As used herein, the term “First Quarter” refers to the three months ended May 3, 2014; the term “Second Quarter” refers to the three months ended August 2, 2014; the term “Six Months” refers to the six months ended August 2, 2014; the term “Fiscal 2015” refers to the fiscal year ending January 31, 2015; the term “Fiscal 2014” refers to the most recent past fiscal year ended February 1, 2014; and the term “Fiscal 2013” refers to the fiscal year ended February 2, 2013.

 

Acquisition of Hawk and Tony Hawk Brands

 

On January 10, 2014, Cherokee entered into an asset purchase agreement with Quiksilver, Inc. and Hawk Designs, Inc., to acquire various assets related to the “Hawk” and “Tony Hawk” signature apparel brands and related trademarks. As consideration for the acquisition, Cherokee paid a cash purchase price equal to $19,000. In connection with this acquisition, Cherokee entered into an amended retail license agreement with Kohl’s Department Stores. Pursuant to this agreement, Kohl’s is granted the exclusive right to sell Tony Hawk and Hawk-branded apparel and related products in the United States and has agreed to pay Cherokee a minimum royalty guarantee of $19,200 over four years ($4,800 per year).

 

Acquisition of Cherokee School Uniforms; Amendment to Target Agreement

 

On January 31, 2013, the Company entered into an asset purchase agreement pursuant to which the Company acquired various rights relating to the Cherokee brand in the category of school uniforms in exchange for a cash payment of $4,250. Cherokee previously sold such rights to the seller in July 1995. In connection with this acquisition, the Company entered into a multi-year amendment to the license agreement with Target Inc. (“Target”) to include the category of school uniforms.
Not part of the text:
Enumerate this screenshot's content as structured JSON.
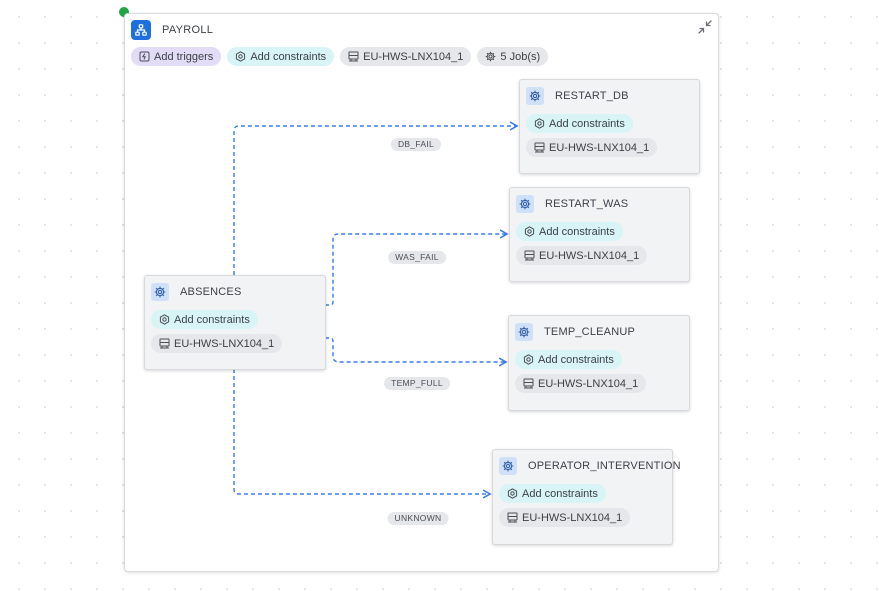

Pursuant to such amendment, Target agreed to pay Cherokee an annual royalty rate for its sales of Cherokee-branded children’s school uniforms products in the United States fixed at 2% of Target’s net sales of such products and subject to a minimum annual royalty of $800.

 

Acquisition of Liz Lange and Completely Me by Liz Lange

 

On September 4, 2012, the Company entered into an asset purchase agreement with LLM Management Co., LLC, pursuant to which the Company acquired various assets related to the “Liz Lange” and “Completely Me by Liz Lange” brands. As consideration for the acquisition, Cherokee agreed to pay a cash purchase price equal to $13,100, with $12,600 paid concurrently with the closing and $500 of which was placed in an escrow fund that was released on March 31, 2013. In addition, Cherokee paid an earn-out payment of $400 in March 2013 and paid an additional earn-out payment of $500 in March 2014. The aggregate of $900 in earn out consideration was payable upon satisfaction of certain revenues attributable to the assets during Fiscal 2013 and Fiscal 2014, as applicable. In addition, as part of the acquisition, Cherokee agreed to assume the seller’s obligations under various agreements, including a consulting agreement with Ms. Lange as well as certain existing license agreements relating to the assets.